UPDATE: Judge considering change of venue for Bailey Boswell trial
Bailey Boswell, who’s accused of helping Aubrey Trail kill Lincoln woman Sydney Loofe, appeared in Saline County Court Friday.
A judge heard her request for a change of venue for her first degree murder trial.
Boswell’s attorney cited extensive media coverage of Loofe’s murder and Trail’s trial as reasons.
Judge Vicky Johnson said she’s taking it into consideration.
“The basic issue with a change of venue is to make sure a defendant gets a fair and impartial jury,” said Justin Kalemkiarian, an attorney with Berry Law Firm. Berry Law Firm
Kalemkiarian said Saline County’s population size could also be factored into the decision.

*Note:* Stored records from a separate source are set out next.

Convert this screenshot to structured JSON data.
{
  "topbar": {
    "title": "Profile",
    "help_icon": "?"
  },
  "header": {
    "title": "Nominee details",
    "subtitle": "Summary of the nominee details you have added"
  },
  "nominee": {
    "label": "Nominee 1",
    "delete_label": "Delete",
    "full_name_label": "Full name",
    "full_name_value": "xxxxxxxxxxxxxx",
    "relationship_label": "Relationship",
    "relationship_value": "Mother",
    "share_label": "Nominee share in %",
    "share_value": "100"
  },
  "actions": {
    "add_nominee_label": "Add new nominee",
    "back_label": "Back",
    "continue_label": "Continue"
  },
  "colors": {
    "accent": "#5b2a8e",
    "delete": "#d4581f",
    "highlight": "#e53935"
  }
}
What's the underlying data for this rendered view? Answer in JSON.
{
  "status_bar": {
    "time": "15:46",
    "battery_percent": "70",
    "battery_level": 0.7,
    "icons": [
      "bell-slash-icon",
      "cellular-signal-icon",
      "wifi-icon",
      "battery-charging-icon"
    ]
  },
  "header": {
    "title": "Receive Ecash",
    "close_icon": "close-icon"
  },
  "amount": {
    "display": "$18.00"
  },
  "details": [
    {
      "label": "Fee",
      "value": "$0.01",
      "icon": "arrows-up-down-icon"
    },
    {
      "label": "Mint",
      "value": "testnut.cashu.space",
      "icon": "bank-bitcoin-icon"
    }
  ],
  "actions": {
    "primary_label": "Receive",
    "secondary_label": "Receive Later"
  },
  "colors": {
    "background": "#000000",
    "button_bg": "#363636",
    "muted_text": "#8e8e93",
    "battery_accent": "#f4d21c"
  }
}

“Saline County’s much smaller than Douglas county and so the size of the potential jury pool being much smaller, combined with the publicity, might make it more difficult to get a fair and impartial jury.”
But he said it’s rare this kind of request gets granted.

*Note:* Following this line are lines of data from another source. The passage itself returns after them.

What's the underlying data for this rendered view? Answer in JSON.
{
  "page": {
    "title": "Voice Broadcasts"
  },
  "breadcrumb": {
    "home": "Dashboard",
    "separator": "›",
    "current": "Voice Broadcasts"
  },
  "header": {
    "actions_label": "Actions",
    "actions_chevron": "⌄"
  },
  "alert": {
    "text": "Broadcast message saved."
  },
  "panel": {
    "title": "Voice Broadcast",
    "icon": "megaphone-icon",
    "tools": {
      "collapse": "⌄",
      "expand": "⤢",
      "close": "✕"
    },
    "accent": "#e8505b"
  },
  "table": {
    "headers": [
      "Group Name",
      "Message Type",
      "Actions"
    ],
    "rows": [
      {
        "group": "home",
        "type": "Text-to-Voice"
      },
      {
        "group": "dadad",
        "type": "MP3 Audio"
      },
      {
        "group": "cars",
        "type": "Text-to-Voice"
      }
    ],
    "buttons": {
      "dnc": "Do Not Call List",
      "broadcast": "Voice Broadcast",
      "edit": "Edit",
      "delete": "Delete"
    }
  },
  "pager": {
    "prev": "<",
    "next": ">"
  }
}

“That publicity has to be so pronounced that it would basically be impossible to get a fair and impartial jury,” Kalemkiarian said. “Judges have a lot of faith in juries here in Nebraska…that they can be instructed properly to ignore what they know, that they can be instructed to listen to the evidence that’s presented.”
Kalemkiarian said he would not be surprised if there is a change of venue.

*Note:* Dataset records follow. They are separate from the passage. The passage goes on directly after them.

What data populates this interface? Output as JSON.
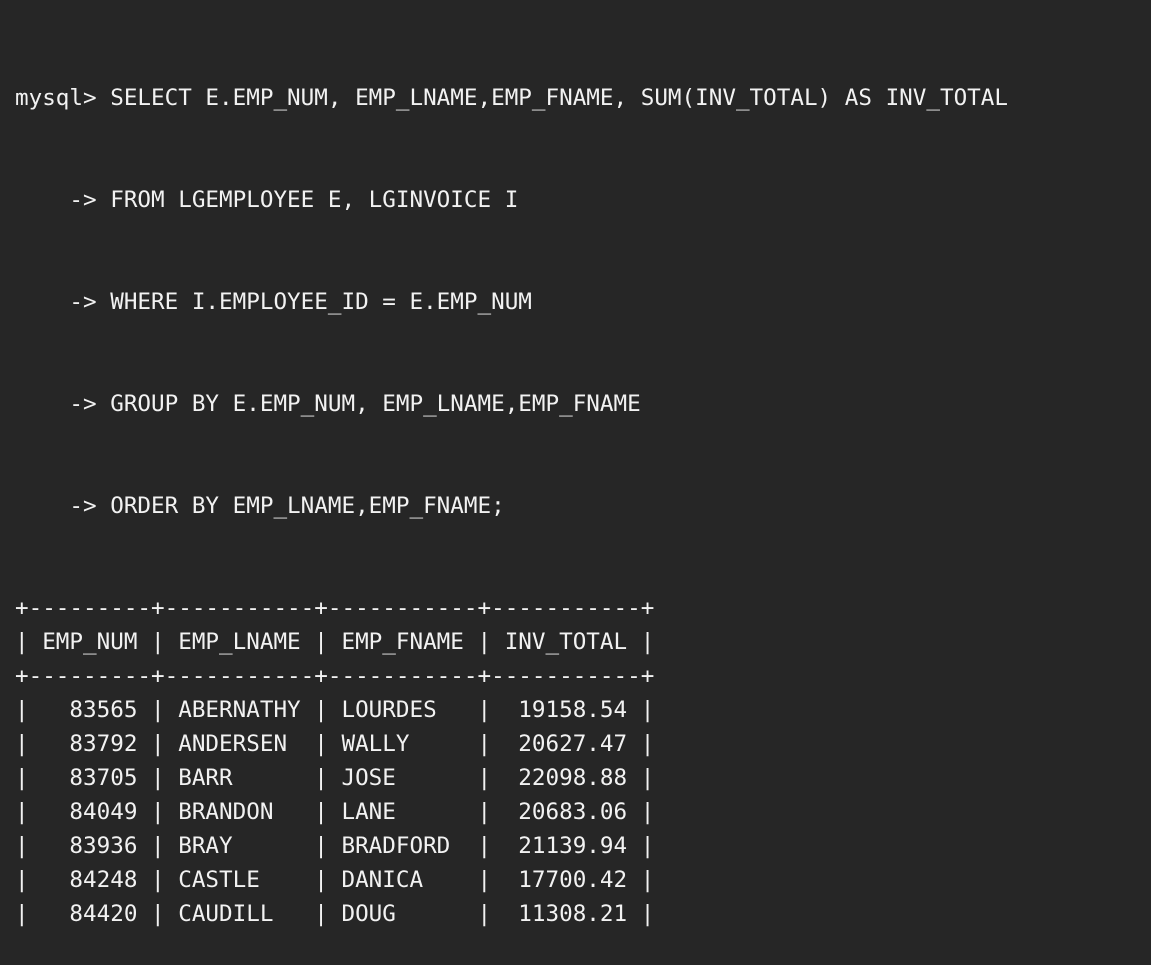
{
  "terminal": {
    "prompt": "mysql> ",
    "continuation": "    -> ",
    "query": [
      "SELECT E.EMP_NUM, EMP_LNAME,EMP_FNAME, SUM(INV_TOTAL) AS INV_TOTAL",
      "FROM LGEMPLOYEE E, LGINVOICE I",
      "WHERE I.EMPLOYEE_ID = E.EMP_NUM",
      "GROUP BY E.EMP_NUM, EMP_LNAME,EMP_FNAME",
      "ORDER BY EMP_LNAME,EMP_FNAME;"
    ],
    "table": {
      "columns": [
        "EMP_NUM",
        "EMP_LNAME",
        "EMP_FNAME",
        "INV_TOTAL"
      ],
      "rows": [
        [
          "83565",
          "ABERNATHY",
          "LOURDES",
          "19158.54"
        ],
        [
          "83792",
          "ANDERSEN",
          "WALLY",
          "20627.47"
        ],
        [
          "83705",
          "BARR",
          "JOSE",
          "22098.88"
        ],
        [
          "84049",
          "BRANDON",
          "LANE",
          "20683.06"
        ],
        [
          "83936",
          "BRAY",
          "BRADFORD",
          "21139.94"
        ],
        [
          "84248",
          "CASTLE",
          "DANICA",
          "17700.42"
        ],
        [
          "84420",
          "CAUDILL",
          "DOUG",
          "11308.21"
        ]
      ]
    }
  }
}
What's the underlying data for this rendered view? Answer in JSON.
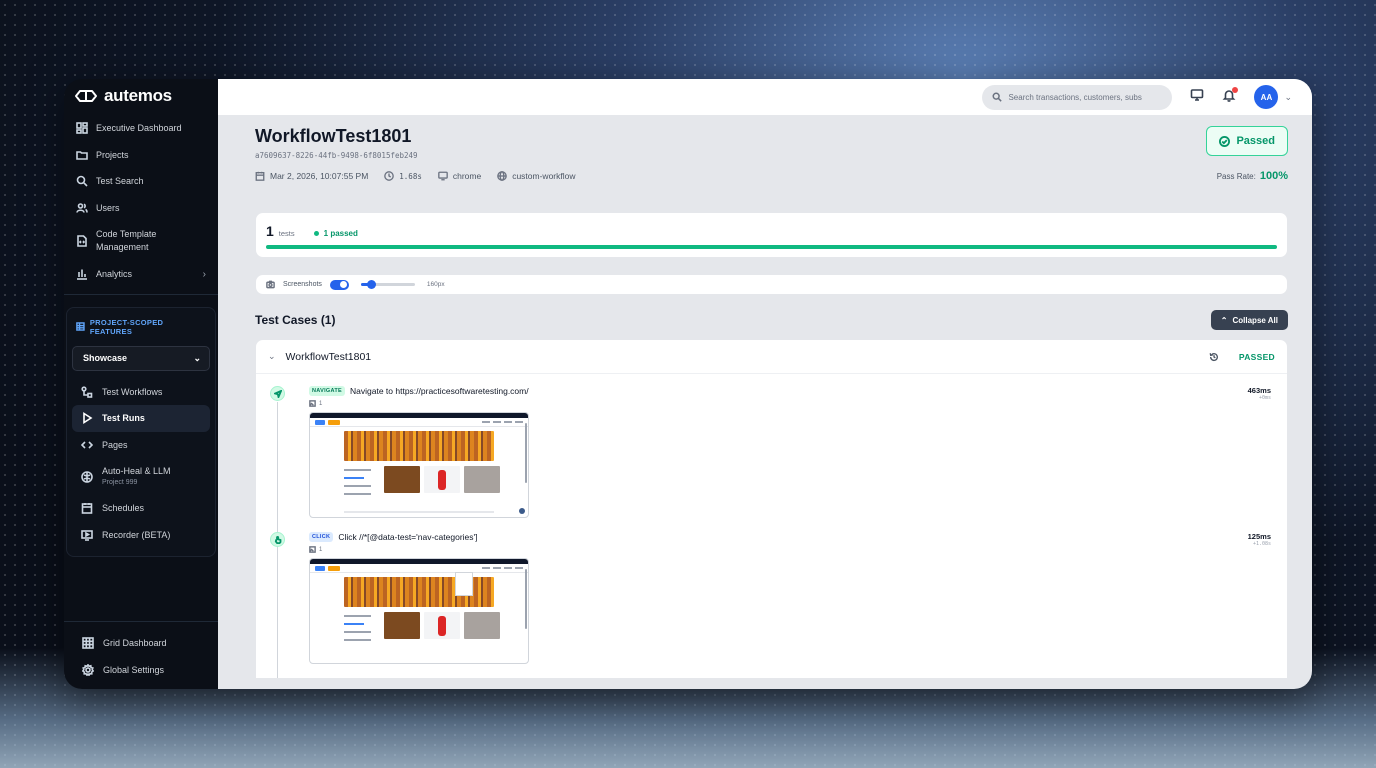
{
  "brand": {
    "name": "autemos"
  },
  "sidebar": {
    "items": [
      {
        "label": "Executive Dashboard",
        "icon": "dashboard-icon"
      },
      {
        "label": "Projects",
        "icon": "folder-icon"
      },
      {
        "label": "Test Search",
        "icon": "search-icon"
      },
      {
        "label": "Users",
        "icon": "users-icon"
      },
      {
        "label": "Code Template Management",
        "icon": "code-file-icon"
      },
      {
        "label": "Analytics",
        "icon": "bar-chart-icon"
      }
    ],
    "scoped": {
      "heading": "PROJECT-SCOPED FEATURES",
      "project_select": "Showcase",
      "items": [
        {
          "label": "Test Workflows",
          "icon": "workflow-icon"
        },
        {
          "label": "Test Runs",
          "icon": "play-icon",
          "active": true
        },
        {
          "label": "Pages",
          "icon": "code-brackets-icon"
        },
        {
          "label": "Auto-Heal & LLM",
          "sub": "Project 999",
          "icon": "auto-heal-icon"
        },
        {
          "label": "Schedules",
          "icon": "calendar-icon"
        },
        {
          "label": "Recorder (BETA)",
          "icon": "recorder-icon"
        }
      ]
    },
    "bottom": [
      {
        "label": "Grid Dashboard",
        "icon": "grid-icon"
      },
      {
        "label": "Global Settings",
        "icon": "gear-icon"
      }
    ]
  },
  "topbar": {
    "search_placeholder": "Search transactions, customers, subs",
    "avatar_initials": "AA"
  },
  "run": {
    "title": "WorkflowTest1801",
    "id": "a7609637-8226-44fb-9498-6f8015feb249",
    "status": "Passed",
    "date": "Mar 2, 2026, 10:07:55 PM",
    "duration": "1.68s",
    "browser": "chrome",
    "environment": "custom-workflow",
    "pass_rate_label": "Pass Rate:",
    "pass_rate": "100%"
  },
  "summary": {
    "count": "1",
    "count_label": "tests",
    "passed_label": "1 passed",
    "progress_fraction": 1.0
  },
  "screenshot_bar": {
    "label": "Screenshots",
    "enabled": true,
    "size_label": "160px",
    "size_fraction": 0.2
  },
  "test_cases": {
    "heading": "Test Cases (1)",
    "collapse_label": "Collapse All",
    "cases": [
      {
        "name": "WorkflowTest1801",
        "status": "PASSED",
        "steps": [
          {
            "type": "NAVIGATE",
            "description": "Navigate to https://practicesoftwaretesting.com/",
            "screenshots": "1",
            "duration": "463ms",
            "offset": "+0ms"
          },
          {
            "type": "CLICK",
            "description": "Click //*[@data-test='nav-categories']",
            "screenshots": "1",
            "duration": "125ms",
            "offset": "+1.08s"
          }
        ]
      }
    ]
  },
  "colors": {
    "accent": "#2563eb",
    "success": "#059669",
    "sidebar_bg": "#0b0f17"
  }
}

He said if it does happen, the trial would probably be held in Lancaster or Douglas counties.
Boswell has now been charged with conspiracy to commit murder in addition to charges of first degree murder and improper disposal of human skeletal remains.
Last month, her boyfriend, Trail, was convicted of the first degree murder of Sydney Loofe and now faces the death penalty.
Right now, Boswell’s trial is scheduled to begin Oct. 15.
No word yet on when the judge will make a decision on the change of venue request.
A judge is considering whether to allow a request to move the trial of a woman accused of killing a 24-year-old Lincoln clerk.
Saline County Judge Vicky Johnson said Friday she would take the motion by Bailey Boswell’s attorney, Todd Lancaster, under consideration.
Boswell is charged with first-degree murder for the death of Sydney Loofe, who worked a Lincoln Menard’s store.
Boswell’s boyfriend, Aubrey Trail, was found guilty of first-degree murder and conspiracy to commit murder, and now faces the death penalty. The July 17th decision came just three hours after the more than three-week trial ended.
Lancaster’s motion cited several reasons for the request to change venues, including extensive media coverage of Loofe’s murder and Trail’s trial.
“There is a pattern of deep and bitter prejudice in the venire,” Lancaster wrote in the motion. Venire is another term for jury pool.
Lancaster argued that trying Boswell’s case in Saline County, where Trail’s was held, or using a jury comprised of a petit jury from Saline County “will violate Defendant’s right to a fair trial by an impartial jury guaranteed by the 6th and 14th Amendments.”
Judge Johnson said she will consider a change of venue and motions to keep specific evidence and testimony from trial.